Researchers at Harvard and the University of New South Wales have made a wonderful discovery. As our cells age, they get worse at repairing DNA damage caused by radiation, for example. The more these damages accumulate in our genes, the greater the chance of developing cancer. In short, carcinogenic substances such as cigarette smoke and solar radiation cause us to eventually develop cancer, and if we are unlucky, we die from it. Scientists have now discovered that a protein present in all cells, nicotinamide adenine dinucleotide (NAD +), regulates cell repair. The research teams managed to boost repair in mice even after multiple dangerous amounts of radiation.
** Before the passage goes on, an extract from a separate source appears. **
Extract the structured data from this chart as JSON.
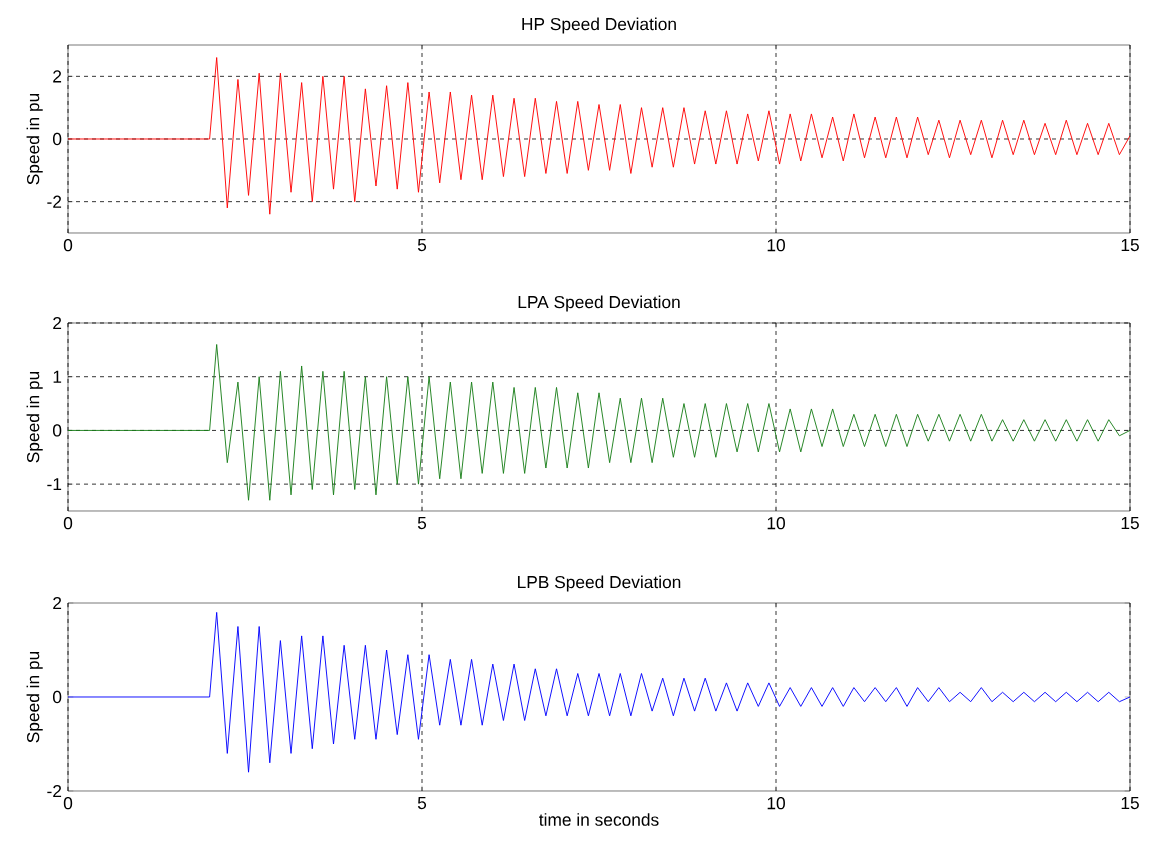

This breakthrough also has many potential consequences for us humans. One of the biggest hurdles for astronauts spending extended periods in space is radiation exposure. A trip to Mars is also sometimes described as a ‘six month radiant shower’. However, this breakthrough could undo the damage astronauts sustain in flight. The research has already caught the attention of NASA. The scientists also believe that it is only a matter of a few years before the anti-aging pill is there. By giving the mice a predecessor to NAD + – NMN -, the researchers were able to activate anti-aging proteins, causing the mice to tackle cancer and aging in a different way. We are not talking about an empty promise of immortality or something that our grandchildren will just experience. Clinical trials are already planned.
Other recent advances in medicine offer potential solutions to those who may have already given up hope. When it comes to radical treatment options, stem cell therapy is at the forefront, even though stem cell therapy with fetal tissue is still controversial. Stem cells are, in fact, undifferentiated pieces of potential – until they are ‘ordered’ to become a certain type of tissue. Stem cells offer a potential treatment for previously untreatable diseases. For example, if injected into the spine of a paralyzed patient, they can multiply and change, allowing the tissue to heal. Dr. Charles Liu, director of the USC Neurorestoration Center at the University of Southern California, pioneered this process.
To test the potency of stem cells in incurable diseases, stem cells were implanted in patients who had had a stroke more than 6 months before treatment. Against all odds, the cells began to repair the dead brain areas. Medical science believed that nothing could undo this extreme damage, since the injury was not ‘fresh’. One of them, a 70-year-old patient, was even able to walk carefully after the treatment. As a result of these successes, researchers and doctors want to start clinical trials immediately and hope that the treatment will be available as soon as possible – and to as many patients as possible.
Technology is not just about new gadgets, toys and more comfort. It’s really about helping us improve lives – and the world – and make things possible that we could only dream of before.